We are hoping to travel to niagara falls in early aug, looking for recommendation for campgrounds there on on the way back. I was thinking of driving to detroit and crossing into canada and driving through canada to niagara falls and then crossing back into USA to come home and stop at Hershey PA for a couple days. any advice on driving, campgrounds, and hersey would be greatly appreciated.


----------



## Snow

If you can, stay South of the Border, cheaper gas, food and drink ...

Now by Niagara Falls, you want to stay on the Canadian side or US side ?

If Canadian side, I would say to cross at the Fort Erie Bridge (as opposed to the Rainbow Bridge) just because it will be the first bridge you'll come to North of Buffalo... When crossing into Canada make sure you get into the correct Customs line, as the Canadian Border Service people are very picky about trailers being in the wrong line (personal experience) ..

Lots of helpful info on this site..

As for where to stay on the Canadian side, there are several campgrounds close to the Falls but the closest is the KOA it is right in Niagara Falls, and offers shuttle services to the Falls and other attractions. There is also the King Waldorf campground at Marineland not sure if they offer shuttle services or not...

If you want to stay in the US, then 4 Mile Creek State Park is probably the closest you'll get to the Niagara area... it is about 20-30 minutes East/North of the Falls.. 4MCSP .. The good thing with staying at this Park is the vehicle pass will get your vehicle and occupants into all the area attractions at reduced rates ..

_With convenient access to Niagara Falls State Park you can enjoy all the park's attractions including the Maid of the Mist boat ride and Cave of the Winds. Discounted tickets can be purchased at the campground. Four Mile Creek is the ideal family camping spot with convenient access to beach swimming at Wilson Tuscarora State Park and pool swimming at Fort Niagara State Park. - See more at: http://nysparks.com/parks/6/#sthash.bmFj729X.dpuf_

Hope this helps... anything else, just ask...


----------



## H2oSprayer

When we went to Niagara Falls two years ago, we stayed at the Niagara Falls North / Lewiston KOA. Although the sites were a bit tight for our 312BH, the staff were all super nice! One bit of advise that I may offer: when crossing back into the US and you are asked if you "have any fruits or nuts", don't let your co-pilot pipe up and say "just the one's sitting in the back seat". Our fun filled day that we thought was going to have been ended by a beautiful fireworks display over the falls quickly became a much longer night.

The view from the Skylon Tower was awesome and highly recommended.
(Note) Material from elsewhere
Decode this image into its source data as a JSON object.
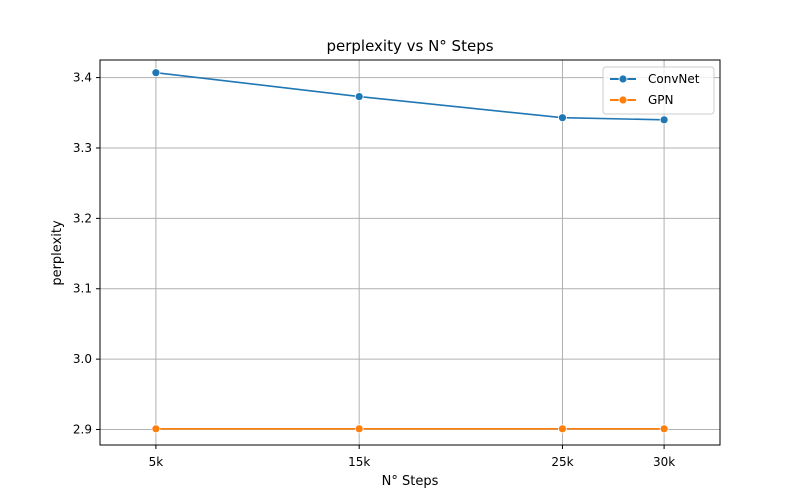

However, based off of our meal, I would skip dinner at the tower. The appetizers and cold beer that we had sitting on the covered deck at the tavern just down the street where we could not only see the falls, but could hear them as well, was much better then the dinner at the restaurant in the Skylon Tower.

Unfortunately, I can't give any driving advise as this was the second part of our trip with the first being at Gettysburg and then we drove via I90.

Have a fun trip!


----------



## NAturedog2

Has anyone traveled into canada through "port Heron" on 69 from MI and taken 69 across through canada to Niagara Falls?

Russ


----------



## muddy tires

I would cross at Port Huron and avoid Detroit. The main highway across southern Ontario is Highway 401 and you'll finish on Highway 403. They are multi-lane freeways with easily accessible service stations (called OnRoute). Straight, boring, but get the job done. Be prepared for lots of traffic from Hamilton to Niagara.

Take a tour along the Niagara Parkway to Niagara on the Lake for lunch, stop for some winery tours and visit the historic Fort George and Brock's Monument to see how the nasty Americans were pushed back into the river by the brave and noble Canadians.


----------



## mike

When we did that trip, we stayed in Frankenmuth michigan for a night. We stayed at the yogi, what was nice about that yogi was the indoor pool. The town is touristy but nice. Nice old german style resturant and ALOT of christmas stuff. We had so much fun there that we stayed a couple of extra nights there on the way back.


----------



## Troy n Deb

Four Mile Creek State Park. New York


----------